As in   관심일촌 ? What does it means? I have been trying to look up the meaning of that word, but I haven't found much.


----------



## terredepomme

Conoces Cyworld? Es la versiona coreana del facebook(pero más viejo). 일촌 es como el "amigo" del FB. 관심 es, como ya sabes quizás, la atención ; no utilizo el Cyworld luego no puedo estar seguro, pero creo que es como el "amigo favorito" tal vez.

일촌(一寸) viene de 촌(寸) que es el grado de consanguinidad. Luego 삼촌(三寸) es tió, porque ha tres 촌s(mi - papá - tió). Y 사촌(四寸) es primo, porque ha cuatro 촌s(mi - papá - tió - primo). Pero el Cyworld utiliza la palabra de otra manera : 촌 no es el grado de parentesco pero el grado de "amistad" ; 일촌 es los amigos los más intimos, 이촌 es los segundos, et cetera.

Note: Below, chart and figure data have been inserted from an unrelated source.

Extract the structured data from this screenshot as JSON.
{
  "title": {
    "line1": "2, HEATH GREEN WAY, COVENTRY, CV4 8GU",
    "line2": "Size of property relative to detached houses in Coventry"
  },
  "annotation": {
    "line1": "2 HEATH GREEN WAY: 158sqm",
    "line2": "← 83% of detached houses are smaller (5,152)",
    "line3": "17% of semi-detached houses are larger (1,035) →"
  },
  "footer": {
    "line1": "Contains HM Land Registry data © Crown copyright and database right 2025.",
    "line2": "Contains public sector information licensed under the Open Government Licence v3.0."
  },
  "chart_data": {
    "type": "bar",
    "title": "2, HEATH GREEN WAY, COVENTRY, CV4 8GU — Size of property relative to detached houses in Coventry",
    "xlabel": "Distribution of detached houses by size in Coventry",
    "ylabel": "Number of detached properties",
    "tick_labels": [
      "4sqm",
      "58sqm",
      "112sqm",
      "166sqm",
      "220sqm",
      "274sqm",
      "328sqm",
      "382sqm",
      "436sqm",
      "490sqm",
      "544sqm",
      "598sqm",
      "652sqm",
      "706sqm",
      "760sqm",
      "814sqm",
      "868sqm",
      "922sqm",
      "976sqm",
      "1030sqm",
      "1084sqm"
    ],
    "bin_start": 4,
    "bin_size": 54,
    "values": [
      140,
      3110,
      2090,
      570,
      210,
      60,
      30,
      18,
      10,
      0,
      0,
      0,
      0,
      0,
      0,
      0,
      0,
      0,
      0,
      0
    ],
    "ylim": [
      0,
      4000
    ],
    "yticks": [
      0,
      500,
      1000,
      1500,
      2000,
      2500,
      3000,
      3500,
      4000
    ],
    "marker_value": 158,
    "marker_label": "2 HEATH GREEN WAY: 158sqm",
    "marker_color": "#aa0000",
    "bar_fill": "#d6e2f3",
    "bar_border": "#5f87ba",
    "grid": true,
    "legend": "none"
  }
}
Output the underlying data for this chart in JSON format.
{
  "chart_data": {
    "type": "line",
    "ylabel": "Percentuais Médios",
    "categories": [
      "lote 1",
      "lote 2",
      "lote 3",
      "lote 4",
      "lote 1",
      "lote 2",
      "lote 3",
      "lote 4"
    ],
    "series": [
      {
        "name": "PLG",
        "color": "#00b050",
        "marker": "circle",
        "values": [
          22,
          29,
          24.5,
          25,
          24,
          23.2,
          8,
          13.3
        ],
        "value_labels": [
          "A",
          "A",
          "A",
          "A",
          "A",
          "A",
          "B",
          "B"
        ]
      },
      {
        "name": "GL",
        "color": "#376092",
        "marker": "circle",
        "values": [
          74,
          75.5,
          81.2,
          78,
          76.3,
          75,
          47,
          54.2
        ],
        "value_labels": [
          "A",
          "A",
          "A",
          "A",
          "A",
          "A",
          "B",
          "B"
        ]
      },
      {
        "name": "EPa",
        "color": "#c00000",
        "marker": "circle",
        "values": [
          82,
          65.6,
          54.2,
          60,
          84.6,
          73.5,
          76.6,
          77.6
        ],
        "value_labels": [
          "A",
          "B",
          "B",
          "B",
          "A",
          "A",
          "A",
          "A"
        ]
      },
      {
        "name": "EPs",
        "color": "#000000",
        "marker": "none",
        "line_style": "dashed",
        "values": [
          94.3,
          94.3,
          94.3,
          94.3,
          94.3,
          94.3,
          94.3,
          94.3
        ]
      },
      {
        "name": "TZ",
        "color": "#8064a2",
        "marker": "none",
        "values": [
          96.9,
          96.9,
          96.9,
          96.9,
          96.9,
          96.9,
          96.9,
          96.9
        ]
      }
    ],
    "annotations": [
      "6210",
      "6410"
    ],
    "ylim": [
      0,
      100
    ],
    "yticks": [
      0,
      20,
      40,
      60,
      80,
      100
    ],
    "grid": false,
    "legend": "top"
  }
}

No por eso puedes oir la palabra 일촌 o 이촌 al mundo real!


----------



## rumistar

wide12 said:


> As in 관심일촌 ? What does it means? I have been trying to look up the meaning of that word, but I haven't found much.



That word "관심일촌" is especially used on Cyworld.
As for Cyworld, I'd like to say it is similar to Facebook or Twitter.
It is a famous website. Many Koreans use it.
They upload their pictures on it and send messages to their friends by the website.

Actullay "일촌" this team is related to a relationship.
A father(or mother)-son(or daughter) relationship is "일촌(1촌)" in Korean.
But nowadays "일촌" also means the person who I like or want to get closer to.
Many young Koreans call their friends "일촌"─especially on Cyworld.
So when Koreans call their friends "일촌", it has metaphorical meaning. 
and 관심 means "interest"
*So I'd lke to define 관심일촌 as someone who I am intersted in.*


----------



## wide12

Yes, I do know cyworld, thats where I saw this word , which was everywhere in the settings page of my cyworld. Thanks you two for your clear explanation


----------



## jooney

"일촌맺다" basically means "friend" as a verb.  It's like saying, "I friended someone on Facebook."  Once your friend request is accepted, you are able to view their personal profile, pictures etc.  Those are the privileges "일촌" gets.


----------